President Ahmadinejad and his government deserve much of the scorn heaped on them if for no other reason than his and some of his officials’ singular and puerile obsession with the Holocaust, which most Iranians feel has nothing to do with them. But if Ahmadinejad is best known in the West for his outbursts on the Holocaust, Israel, and Iran’s more forceful defiance in pursuing a nuclear program, he represented far more to average Iranians the summer they elected him to the presidency.
On a hot night a few days after Ahmadinejad’s inauguration in August 2005, in a comfortably air-conditioned hired car in Tehran, I sat next to the college-educated driver, a clean-cut man in his late twenties who, with his impeccably clean car, manner, and dress, could easily be from the wealthy tree-lined neighborhood in the north of the city where I was headed. When I asked him about the elections that had brought Ahmadinejad to power, the subject of every conversation in Tehran at the time, he pointed to a group of girls in the car next to us: heavily made-up, on their cell phones, and with scarves barely covering their well-coiffed heads. “Some people,” he said, “think that freedom means men being able to wear shorts or women to go about without the hijab. Others think that freedom means having a full belly.” He paused for a moment. “There’s just more of the latter,” he said, forcefully changing gears as if to emphasize the point, which I took to mean that he had voted for the president. When we arrived at the slick apartment building that was my destination, I felt almost embarrassed that to him I must have represented one of the people who, with a stomach about to be made full, felt that freedom did indeed mean that people might dress as they please. But there was no tension in the car, and in fact he
enthusiastically engaged in the most traditional form of ta’arouf, which in a taxi ride means having to sometimes beg the driver to take your money. “How much do I owe you?” I asked, fumbling with the thick stacks of well-worn Iranian money in my hands, all of which added up to less than thirty dollars.
“It’s unworthy” came the standard ta’arouf reply.
“No, please,” I insisted.
“Please, it’s nothing,” said the driver. Normally, at this stage one more “please” from me and the bill would be settled, usually to the driver’s advantage, but this young man was going for a bout of extreme ta’arouf.
“Please,” I implored him, counting out some bills.
“Absolutely not, you’re my guest,” he said.
“No, thanks very much, but really, I must pay you,” I insisted.
“I beg you,” he replied. For a moment I questioned whether this was not in fact classical ta’arouf but the more sinister form of the art that requires a decisive winner and loser in the verbal sparring, with the winner’s philosophical point having been acknowledged by the loser. Was he suggesting that he didn’t want to take my money because he was so scornful of the full bellies?

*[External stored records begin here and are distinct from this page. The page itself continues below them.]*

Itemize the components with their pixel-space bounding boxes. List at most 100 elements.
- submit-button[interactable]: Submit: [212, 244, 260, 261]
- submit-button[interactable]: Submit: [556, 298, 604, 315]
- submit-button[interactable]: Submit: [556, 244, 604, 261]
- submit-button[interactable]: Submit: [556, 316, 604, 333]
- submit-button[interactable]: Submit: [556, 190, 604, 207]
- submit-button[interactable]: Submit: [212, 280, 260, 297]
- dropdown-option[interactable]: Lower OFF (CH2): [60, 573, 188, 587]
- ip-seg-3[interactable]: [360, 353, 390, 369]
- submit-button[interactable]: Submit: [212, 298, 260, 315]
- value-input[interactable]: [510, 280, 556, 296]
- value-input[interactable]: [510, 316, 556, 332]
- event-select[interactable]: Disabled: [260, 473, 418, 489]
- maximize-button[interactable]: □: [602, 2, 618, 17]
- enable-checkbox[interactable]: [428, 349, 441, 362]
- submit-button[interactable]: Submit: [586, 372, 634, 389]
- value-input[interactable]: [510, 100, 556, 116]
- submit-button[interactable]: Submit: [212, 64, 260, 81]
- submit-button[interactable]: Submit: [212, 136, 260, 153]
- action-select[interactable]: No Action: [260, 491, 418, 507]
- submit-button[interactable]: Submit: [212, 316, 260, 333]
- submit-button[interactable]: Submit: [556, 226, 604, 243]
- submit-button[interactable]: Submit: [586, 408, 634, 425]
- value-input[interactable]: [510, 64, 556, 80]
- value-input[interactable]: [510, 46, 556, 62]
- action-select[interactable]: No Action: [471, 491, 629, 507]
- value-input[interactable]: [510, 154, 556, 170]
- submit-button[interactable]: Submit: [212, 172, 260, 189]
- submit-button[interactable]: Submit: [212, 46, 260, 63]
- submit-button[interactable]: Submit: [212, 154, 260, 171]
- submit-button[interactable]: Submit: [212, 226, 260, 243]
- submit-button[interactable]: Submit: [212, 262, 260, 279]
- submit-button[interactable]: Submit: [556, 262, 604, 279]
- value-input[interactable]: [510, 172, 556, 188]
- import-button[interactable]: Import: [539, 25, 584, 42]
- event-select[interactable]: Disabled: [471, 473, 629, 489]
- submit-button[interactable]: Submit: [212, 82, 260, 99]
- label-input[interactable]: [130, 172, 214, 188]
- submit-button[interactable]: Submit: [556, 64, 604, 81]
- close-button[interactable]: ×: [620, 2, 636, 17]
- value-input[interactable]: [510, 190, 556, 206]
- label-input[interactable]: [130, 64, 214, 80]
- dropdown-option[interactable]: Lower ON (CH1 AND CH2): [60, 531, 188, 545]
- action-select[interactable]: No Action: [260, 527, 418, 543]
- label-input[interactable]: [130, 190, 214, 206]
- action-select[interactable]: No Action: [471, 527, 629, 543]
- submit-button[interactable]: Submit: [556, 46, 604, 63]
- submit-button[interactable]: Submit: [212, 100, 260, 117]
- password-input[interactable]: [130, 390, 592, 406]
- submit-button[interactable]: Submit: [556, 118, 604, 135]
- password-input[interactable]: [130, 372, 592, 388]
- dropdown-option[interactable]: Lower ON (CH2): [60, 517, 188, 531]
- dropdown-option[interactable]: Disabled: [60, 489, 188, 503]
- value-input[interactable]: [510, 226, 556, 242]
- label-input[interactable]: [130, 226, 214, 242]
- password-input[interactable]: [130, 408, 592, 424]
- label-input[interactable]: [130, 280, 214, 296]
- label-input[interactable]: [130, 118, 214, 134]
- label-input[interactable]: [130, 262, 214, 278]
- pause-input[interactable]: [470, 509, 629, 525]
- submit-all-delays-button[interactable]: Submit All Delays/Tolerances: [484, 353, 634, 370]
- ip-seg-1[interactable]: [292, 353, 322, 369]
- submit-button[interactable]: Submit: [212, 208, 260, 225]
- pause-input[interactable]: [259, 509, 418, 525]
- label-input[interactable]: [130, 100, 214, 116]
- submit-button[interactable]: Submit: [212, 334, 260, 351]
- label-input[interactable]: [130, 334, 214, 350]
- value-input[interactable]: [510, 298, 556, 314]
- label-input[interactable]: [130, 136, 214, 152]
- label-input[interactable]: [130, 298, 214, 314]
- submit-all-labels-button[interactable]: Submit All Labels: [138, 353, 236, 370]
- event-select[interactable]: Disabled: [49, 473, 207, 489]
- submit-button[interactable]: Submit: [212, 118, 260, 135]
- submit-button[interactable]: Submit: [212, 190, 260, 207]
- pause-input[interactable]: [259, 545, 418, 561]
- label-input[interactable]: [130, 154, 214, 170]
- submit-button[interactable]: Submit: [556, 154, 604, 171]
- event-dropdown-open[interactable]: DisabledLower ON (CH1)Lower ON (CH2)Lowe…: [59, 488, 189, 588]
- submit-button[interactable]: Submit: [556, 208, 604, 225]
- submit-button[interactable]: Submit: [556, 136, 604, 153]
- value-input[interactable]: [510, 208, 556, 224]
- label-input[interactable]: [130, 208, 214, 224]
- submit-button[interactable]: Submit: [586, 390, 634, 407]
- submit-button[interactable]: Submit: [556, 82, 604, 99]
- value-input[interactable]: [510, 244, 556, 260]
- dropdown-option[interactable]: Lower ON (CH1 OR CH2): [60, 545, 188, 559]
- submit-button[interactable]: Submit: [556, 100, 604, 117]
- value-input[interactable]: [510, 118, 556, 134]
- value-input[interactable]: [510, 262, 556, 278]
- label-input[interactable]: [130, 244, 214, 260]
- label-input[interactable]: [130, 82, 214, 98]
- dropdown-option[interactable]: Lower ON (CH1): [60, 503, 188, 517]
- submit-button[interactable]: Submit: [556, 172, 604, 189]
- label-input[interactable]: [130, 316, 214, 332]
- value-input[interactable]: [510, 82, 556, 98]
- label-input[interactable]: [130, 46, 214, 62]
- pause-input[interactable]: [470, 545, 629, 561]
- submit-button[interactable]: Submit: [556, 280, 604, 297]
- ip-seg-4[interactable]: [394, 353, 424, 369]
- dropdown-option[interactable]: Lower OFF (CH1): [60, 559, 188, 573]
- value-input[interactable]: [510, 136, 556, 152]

“Please,” I implored again, no longer caring if I appeared desperate or if I lost this round. “Please tell me how much the fare is.” That did it. He had made me really beg, and with a slightly scornful but not malicious smile he said, “Thirty-five hundred tomans” (about four dollars), and about five hundred more than the ride should have cost at the time. I paid him without disputing the amount and watched him turn his car around and leave, his smile, a little triumphant, not quite disappearing as he watched me through the window until he stepped heavily on the gas pedal, the car shrieking away down the narrow street.